Jenn Robbins’ Skillet-Roasted Okra with Grainy Mustard and Curry Vinaigrette

Robbins is a loyal supporter of local farmers and farmers markets. Well-known for her chef demos around town, she created this recipe for a demo at the Peachtree Road Farmers Market.

1 pound okra

Olive oil

Kosher salt

1/4 cup Grainy Mustard and Curry Vinaigrette (see recipe)

Preheat oven to 400 degrees. Place a large cast iron skillet in oven to heat at the same time.

Prepare the okra by removing any tough ends and cutting in half lengthwise. Add enough olive oil and salt to just coat the spears. When the oven is preheated and the skillet is hot, remove skillet from oven and add okra. Do not crowd pan. Return skillet to oven and leave it there 3 to 4 minutes, then toss the okra. Return it to the oven and cook another minute or two. You are looking for okra that still has a bit of crunch but also is nicely browned. Move okra to a large bowl and toss with vinaigrette immediately. Repeat with remaining okra. Taste for seasoning and serve immediately. Serves: 6

Per serving: 130 calories (percent of calories from fat, 77), 2 grams protein, 6 grams carbohydrates, 2 grams fiber, 11 grams fat (2 grams saturated), no cholesterol, 78 milligrams sodium.

Grainy Mustard and Curry Vinaigrette

3 tablespoons white wine vinegar

2 tablespoons whole grain mustard

1 shallot, very finely chopped

1 garlic clove, minced

1/2 teaspoon Madras curry powder, more if desired

1/2 teaspoon salt

3/4 cup extra-virgin olive oil

In a small mixing bowl, whisk together vinegar, mustard, shallot, garlic, curry powder and salt. Slowly whisk in olive oil.
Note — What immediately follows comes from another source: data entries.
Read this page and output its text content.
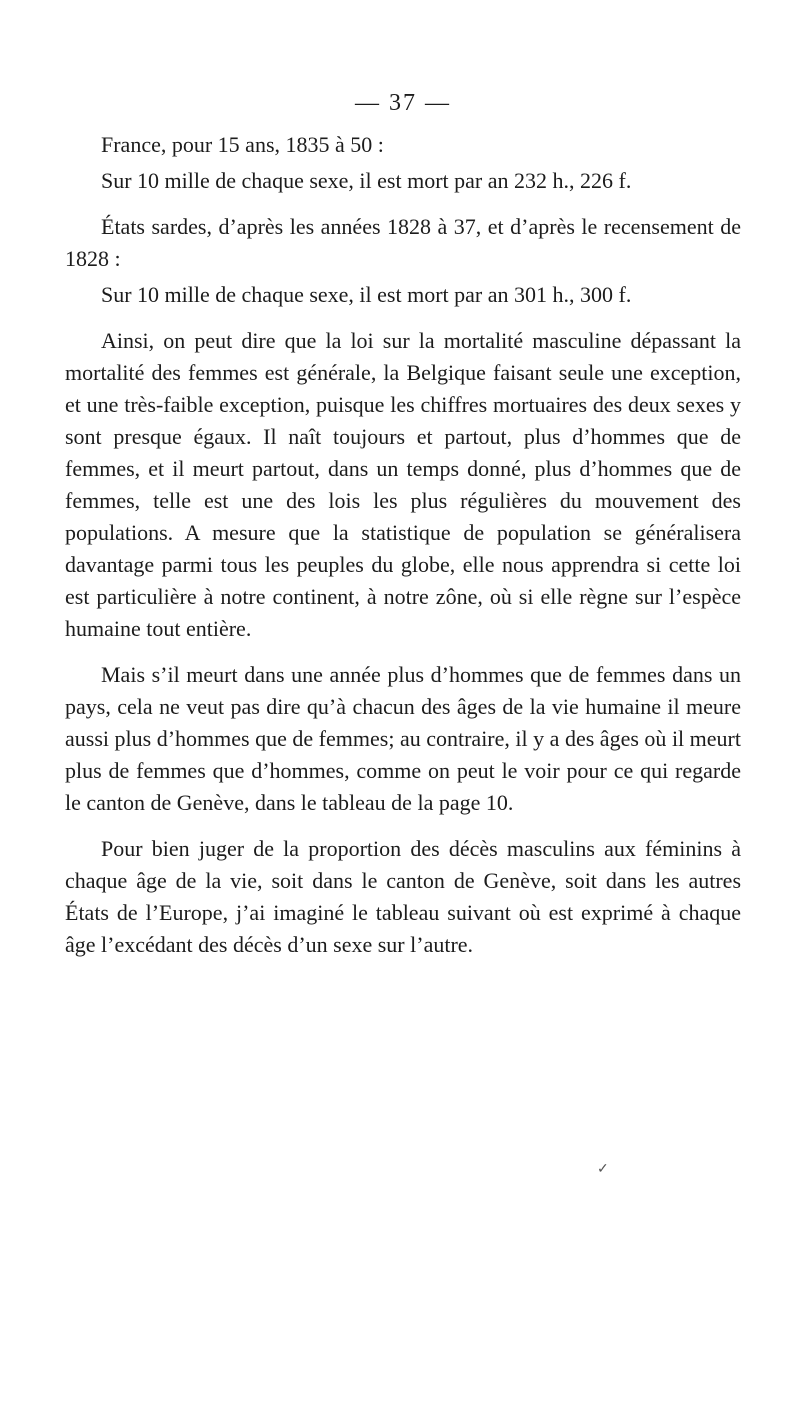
— 37 —

France, pour 15 ans, 1835 à 50 :

Sur 10 mille de chaque sexe, il est mort par an 232 h., 226 f.

États sardes, d’après les années 1828 à 37, et d’après le recensement de 1828 :

Sur 10 mille de chaque sexe, il est mort par an 301 h., 300 f.

Ainsi, on peut dire que la loi sur la mortalité masculine dépassant la mortalité des femmes est générale, la Belgique faisant seule une exception, et une très-faible exception, puisque les chiffres mortuaires des deux sexes y sont presque égaux. Il naît toujours et partout, plus d’hommes que de femmes, et il meurt partout, dans un temps donné, plus d’hommes que de femmes, telle est une des lois les plus régulières du mouvement des populations. A mesure que la statistique de population se généralisera davantage parmi tous les peuples du globe, elle nous apprendra si cette loi est particulière à notre continent, à notre zône, où si elle règne sur l’espèce humaine tout entière.

Mais s’il meurt dans une année plus d’hommes que de femmes dans un pays, cela ne veut pas dire qu’à chacun des âges de la vie humaine il meure aussi plus d’hommes que de femmes; au contraire, il y a des âges où il meurt plus de femmes que d’hommes, comme on peut le voir pour ce qui regarde le canton de Genève, dans le tableau de la page 10.

Pour bien juger de la proportion des décès masculins aux féminins à chaque âge de la vie, soit dans le canton de Genève, soit dans les autres États de l’Europe, j’ai imaginé le tableau suivant où est exprimé à chaque âge l’excédant des décès d’un sexe sur l’autre.

✓
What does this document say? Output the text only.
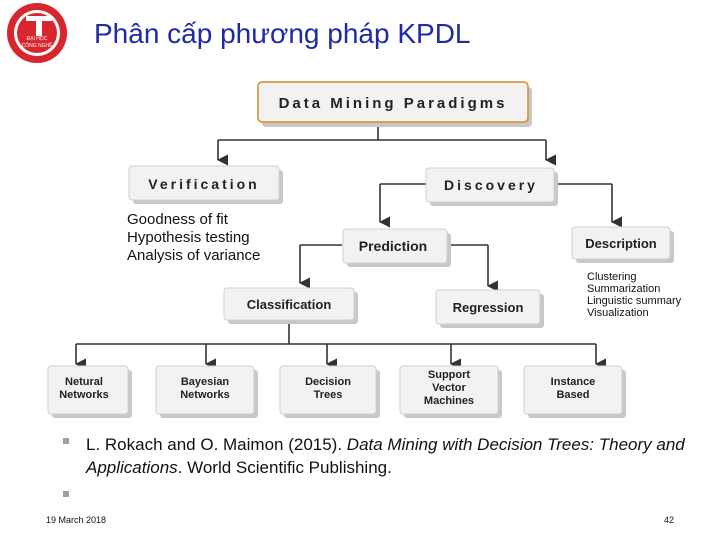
Data Mining Paradigms
Verification	Discovery
Goodness of fit
Hypothesis testing
Analysis of variance
Prediction	Description
Clustering
Summarization
Linguistic summary
Visualization
Classification	Regression
Netural
Networks
Bayesian
Networks
Decision
Trees
Support
Vector
Machines
Instance
Based
ĐẠI HỌC
CÔNG NGHỆ Phân cấp phương pháp KPDL
L. Rokach and O. Maimon (2015). Data Mining with Decision Trees: Theory and Applications. World Scientific Publishing.
19 March 2018	42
Taste for seasoning. May be made up to 3 days ahead and refrigerated. Bring to room temperature and whisk again before using. Makes: 1 cup

Per 1-tablespoon serving: 92 calories (percent of calories from fat, 97), trace protein, trace carbohydrates, trace fiber, 10 grams fat (1 gram saturated), no cholesterol, 90 milligrams sodium.